El éxito de la «Rover» fue impresionante, tanto que el 90% de la cuota de mercado de las bicicletas estaba copado por este nuevo diseño, lo que les obligó a realizar una ampliación de la fábrica en 1888. Este modelo en su versión III ya incluía cojinetes de acero en los ejes; las llantas, también de acero, estaban recubiertas de caucho; las ruedas tenían el mismo tamaño y estaban tensadas por 32 radios de acero; disponía de guardabarros, manillar situado hacia adentro para acercarlo al puesto de conducción, sillín de piel con amortiguación y graduable en altura, cadena tensable adaptada a la rueda trasera, freno de palanca por fricción en la rueda delantera…, todo ello montado sobre un cuadro de tubo de acero con forma de trapecio arqueado.
Primer modelo de bicicleta Rover (1892).

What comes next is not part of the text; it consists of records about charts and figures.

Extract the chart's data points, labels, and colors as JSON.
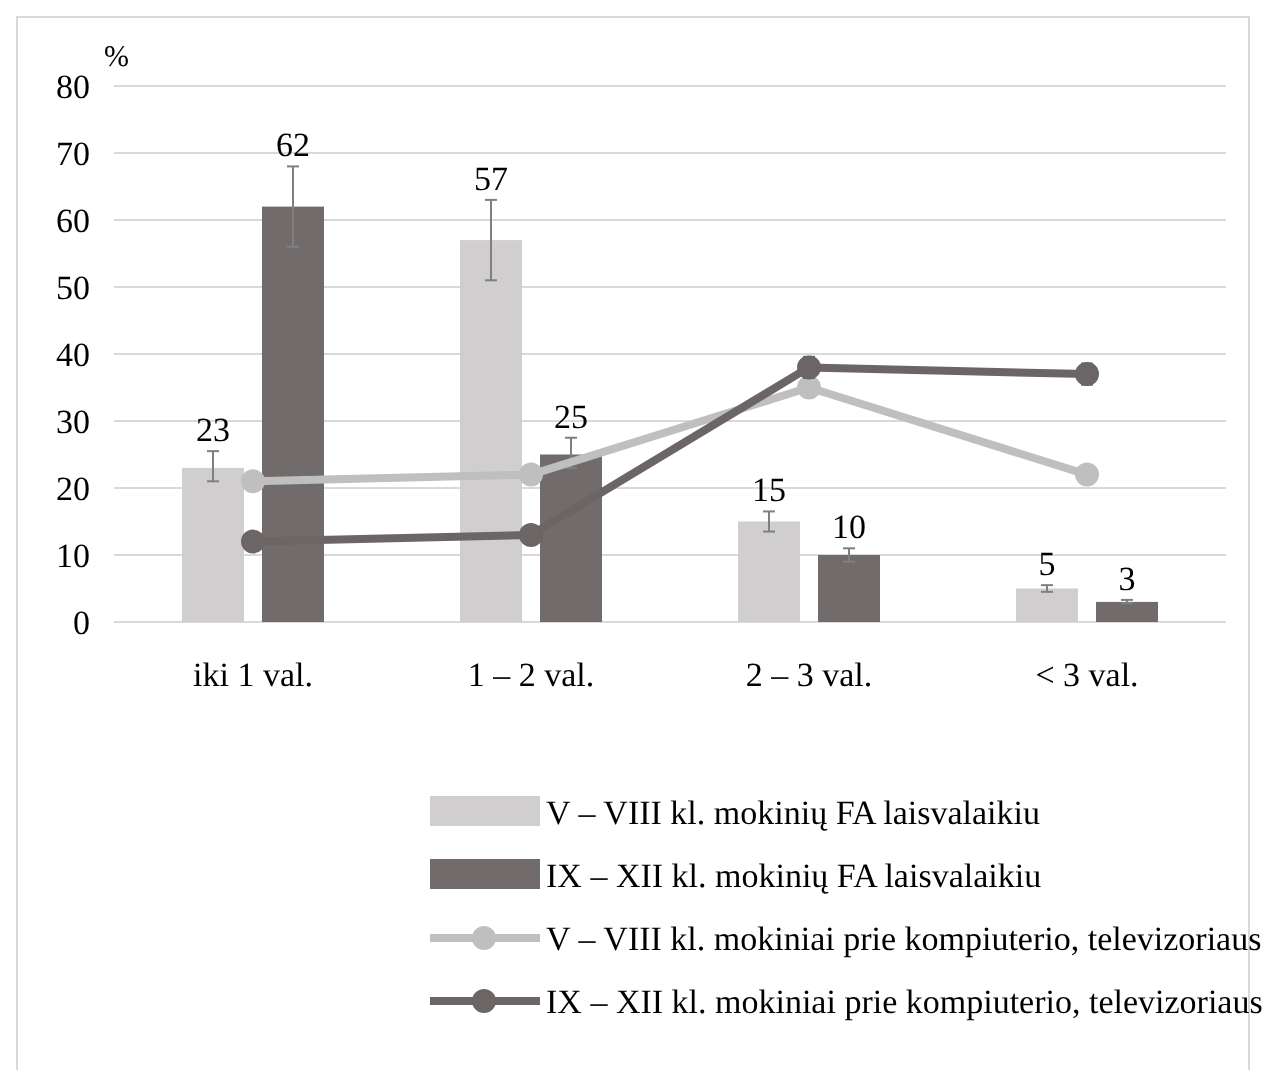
{
  "chart_data": {
    "type": "bar",
    "ylabel": "%",
    "categories": [
      "iki 1 val.",
      "1 – 2 val.",
      "2 – 3 val.",
      "< 3 val."
    ],
    "series": [
      {
        "name": "V – VIII kl. mokinių FA laisvalaikiu",
        "color": "#d0cece",
        "values": [
          23,
          57,
          15,
          5
        ],
        "value_labels": [
          "23",
          "57",
          "15",
          "5"
        ],
        "errors": [
          [
            21,
            25.5
          ],
          [
            51,
            63
          ],
          [
            13.5,
            16.5
          ],
          [
            4.5,
            5.5
          ]
        ]
      },
      {
        "name": "IX – XII kl. mokinių FA laisvalaikiu",
        "color": "#716b6b",
        "values": [
          62,
          25,
          10,
          3
        ],
        "value_labels": [
          "62",
          "25",
          "10",
          "3"
        ],
        "errors": [
          [
            56,
            68
          ],
          [
            23,
            27.5
          ],
          [
            9,
            11
          ],
          [
            2.8,
            3.3
          ]
        ]
      },
      {
        "name": "V – VIII kl. mokiniai prie kompiuterio, televizoriaus",
        "type": "line",
        "color": "#bfbfbf",
        "values": [
          21,
          22,
          35,
          22
        ]
      },
      {
        "name": "IX – XII kl. mokiniai prie kompiuterio, televizoriaus",
        "type": "line",
        "color": "#6b6565",
        "values": [
          12,
          13,
          38,
          37
        ],
        "errors": [
          null,
          null,
          [
            36.5,
            39.5
          ],
          [
            35.5,
            38.5
          ]
        ]
      }
    ],
    "ylim": [
      0,
      80
    ],
    "yticks": [
      0,
      10,
      20,
      30,
      40,
      50,
      60,
      70,
      80
    ],
    "grid": "y",
    "legend": "bottom",
    "marker": "circle",
    "line_style": "solid"
  }
}
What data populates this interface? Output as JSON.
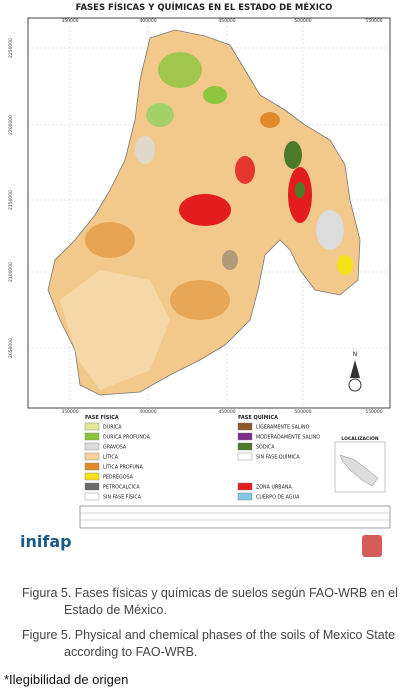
{
  "title": "FASES FÍSICAS Y QUÍMICAS EN EL ESTADO DE MÉXICO",
  "map": {
    "x_labels": [
      "350000",
      "400000",
      "450000",
      "500000",
      "550000"
    ],
    "y_labels": [
      "2250000",
      "2200000",
      "2150000",
      "2100000",
      "2050000"
    ],
    "north": "N"
  },
  "legend": {
    "physical": {
      "title": "FASE FÍSICA",
      "items": [
        {
          "label": "DÚRICA",
          "color": "#e4e79a"
        },
        {
          "label": "DÚRICA PROFUNDA",
          "color": "#8cc63f"
        },
        {
          "label": "GRAVOSA",
          "color": "#dcdcdc"
        },
        {
          "label": "LÍTICA",
          "color": "#f6d39c"
        },
        {
          "label": "LÍTICA PROFUNA",
          "color": "#e08a2b"
        },
        {
          "label": "PEDREGOSA",
          "color": "#f5e11a"
        },
        {
          "label": "PETROCALCICA",
          "color": "#6b6b6b"
        },
        {
          "label": "SIN FASE FÍSICA",
          "color": "#ffffff"
        }
      ]
    },
    "chemical": {
      "title": "FASE QUÍMICA",
      "items": [
        {
          "label": "LIGERAMENTE SALINO",
          "color": "#8b5a2b"
        },
        {
          "label": "MODERADAMENTE SALINO",
          "color": "#7b2d8e"
        },
        {
          "label": "SÓDICA",
          "color": "#4a7a2a"
        },
        {
          "label": "SIN FASE QUÍMICA",
          "color": "#ffffff"
        },
        {
          "label": "ZONA URBANA",
          "color": "#e31d1d"
        },
        {
          "label": "CUERPO DE AGUA",
          "color": "#7fc8e8"
        }
      ]
    },
    "location": "LOCALIZACIÓN"
  },
  "logo": "inifap",
  "caption": {
    "es": "Figura 5. Fases físicas y químicas de suelos según FAO-WRB en el Estado de México.",
    "en": "Figure 5. Physical and chemical phases of the soils of Mexico State according to FAO-WRB."
  },
  "note": "*Ilegibilidad de origen"
}
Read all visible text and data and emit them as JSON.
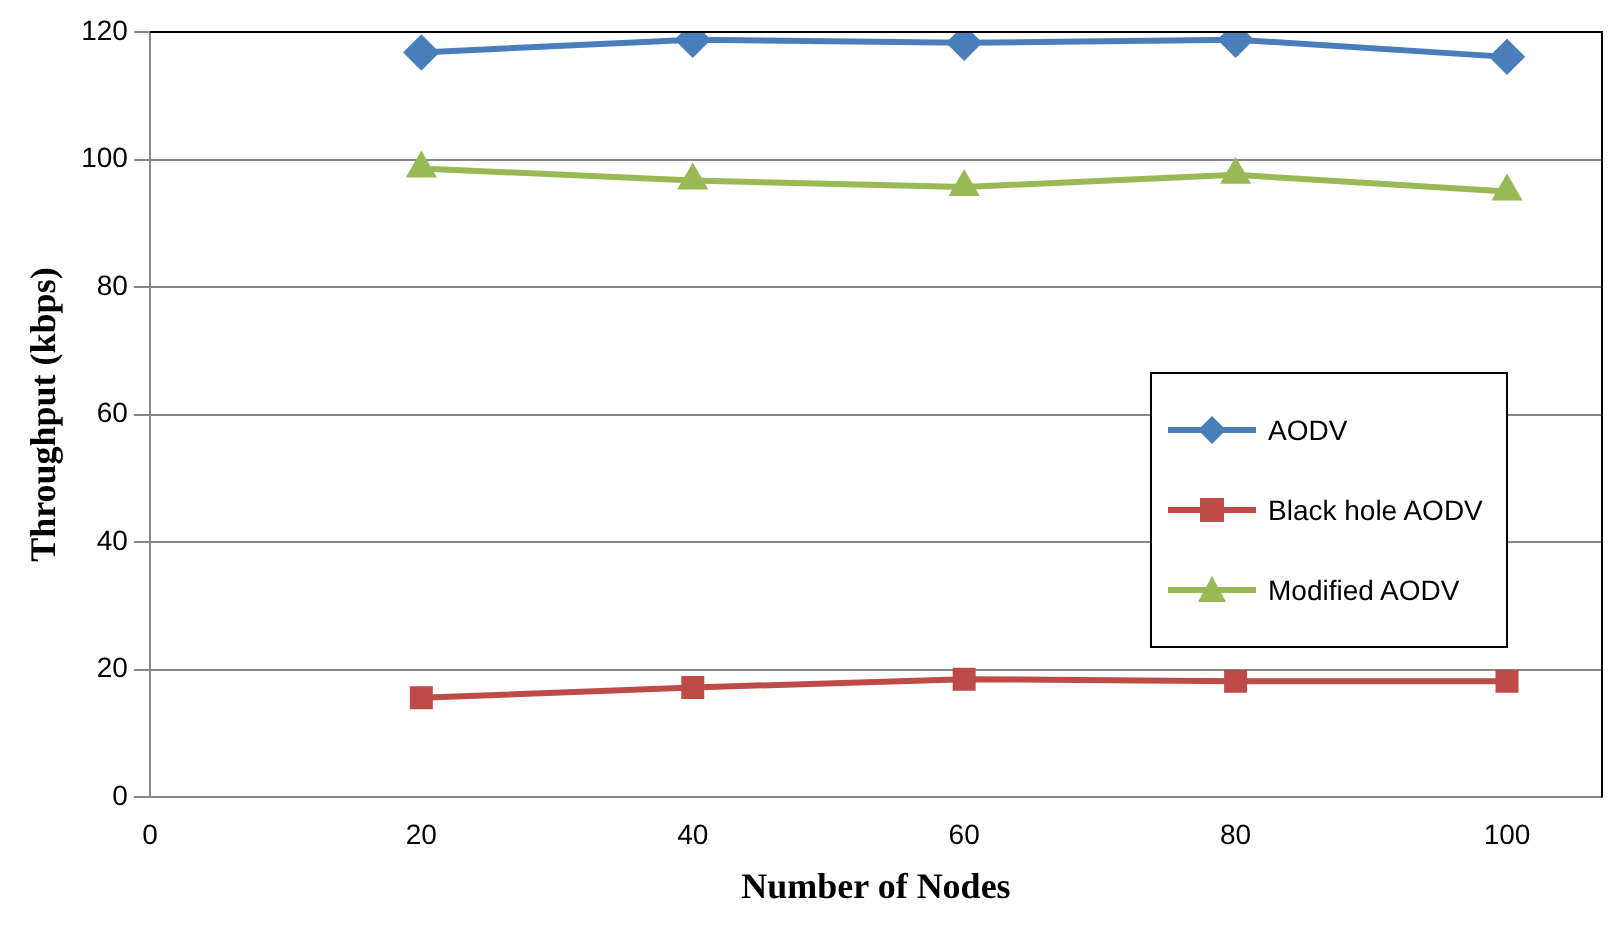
{
  "chart_data": {
    "type": "line",
    "xlabel": "Number of Nodes",
    "ylabel": "Throughput (kbps)",
    "x": [
      20,
      40,
      60,
      80,
      100
    ],
    "xlim": [
      0,
      107
    ],
    "xticks": [
      0,
      20,
      40,
      60,
      80,
      100
    ],
    "ylim": [
      0,
      120
    ],
    "yticks": [
      0,
      20,
      40,
      60,
      80,
      100,
      120
    ],
    "grid": "y",
    "legend": "right",
    "series": [
      {
        "name": "AODV",
        "color": "#4a7ebb",
        "marker": "diamond",
        "values": [
          116.8,
          118.8,
          118.3,
          118.8,
          116.1
        ]
      },
      {
        "name": "Black hole AODV",
        "color": "#be4b48",
        "marker": "square",
        "values": [
          15.6,
          17.2,
          18.5,
          18.2,
          18.2
        ]
      },
      {
        "name": "Modified AODV",
        "color": "#98b954",
        "marker": "triangle",
        "values": [
          98.6,
          96.7,
          95.7,
          97.6,
          95.0
        ]
      }
    ]
  }
}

Ilustración Wikimedia Commons.
A pesar de las notables mejoras sobre el biciclo que supuso el lanzamiento de la «Rover», se perdía en ella cierta comodidad que ofrecía la rueda grande delantera, por ello se fabricaban con resortes para amortiguar las vibraciones. Pero, en 1890, de la mano de J.B. Dunlop, ya habían aparecido los neumáticos de aire, dando otro salto tecnológico en la evolución de la bicicleta segura, al permitir que la cámara de aire absorbiera gran parte de las vibraciones transmitidas desde el firme al conductor a través de la estructura rígida.
A punto de finalizar el siglo XIX, con la aparición de la bicicleta segura, muchas industrias del biciclo tuvieron que reciclarse o cerrar casi sin tiempo para reaccionar. Estados Unidos, por ejemplo, reorientó la producción hacia las nuevas bicicletas «Safety», que terminaban casi en su totalidad en el mercado europeo, y sin contraprestaciones, pues EEUU no permitía las importaciones, y Alemania no disponía de una adecuada legislación aduanera, por lo que este país terminó invadido de bicicletas americanas, no sólo a menor coste, también de peor calidad.
Iniciado el siglo XX, este panorama coincidió con la proliferación de patentes, prácticamente de cualquier pieza o mecanismo que pudiera montar una bicicleta, ocasionando en la industria del sector una situación límite, con un trasiego judicial imparable debido a continuadas denuncias por violación de patentes, copias ilegales, etc. Al no existir normas comunes para la fabricación de componentes, las bicicletas de cada fabricante utilizaban cerca de 100 piezas patentadas que presentaban ligeras diferencias con las de las otras empresas competidoras, todo ello para producir bicicletas prácticamente similares. Esta situación provocó una crisis que duró una década, dejando en el camino a un buen número de fabricantes, que o bien quebraron o se vieron obligados a reestructurar su negocio cambiando incluso de sector, como el del automóvil o la moto. Sólo aquellos fabricantes más grandes se mantuvieron, aunque centrados en el montaje de bicicletas en serie.
Aún en medio de una crisis, el auge de la bicicleta y las competiciones deportivas no se detuvieron. Así, en 1903, nació la primera edición del Tour de Francia. Sesenta ciclistas tomaron la salida, aunque sólo veintiuno lograron llegar a la meta. El ganador fue el francés Maurice Garín, que utilizó una bicicleta «La Francaise» de 18 Kg de peso, con llantas de madera y armazón de acero. Salvo durante las dos Guerras Mundiales el Tour no se detuvo, convirtiéndose en la prueba ciclista más importante del mundo.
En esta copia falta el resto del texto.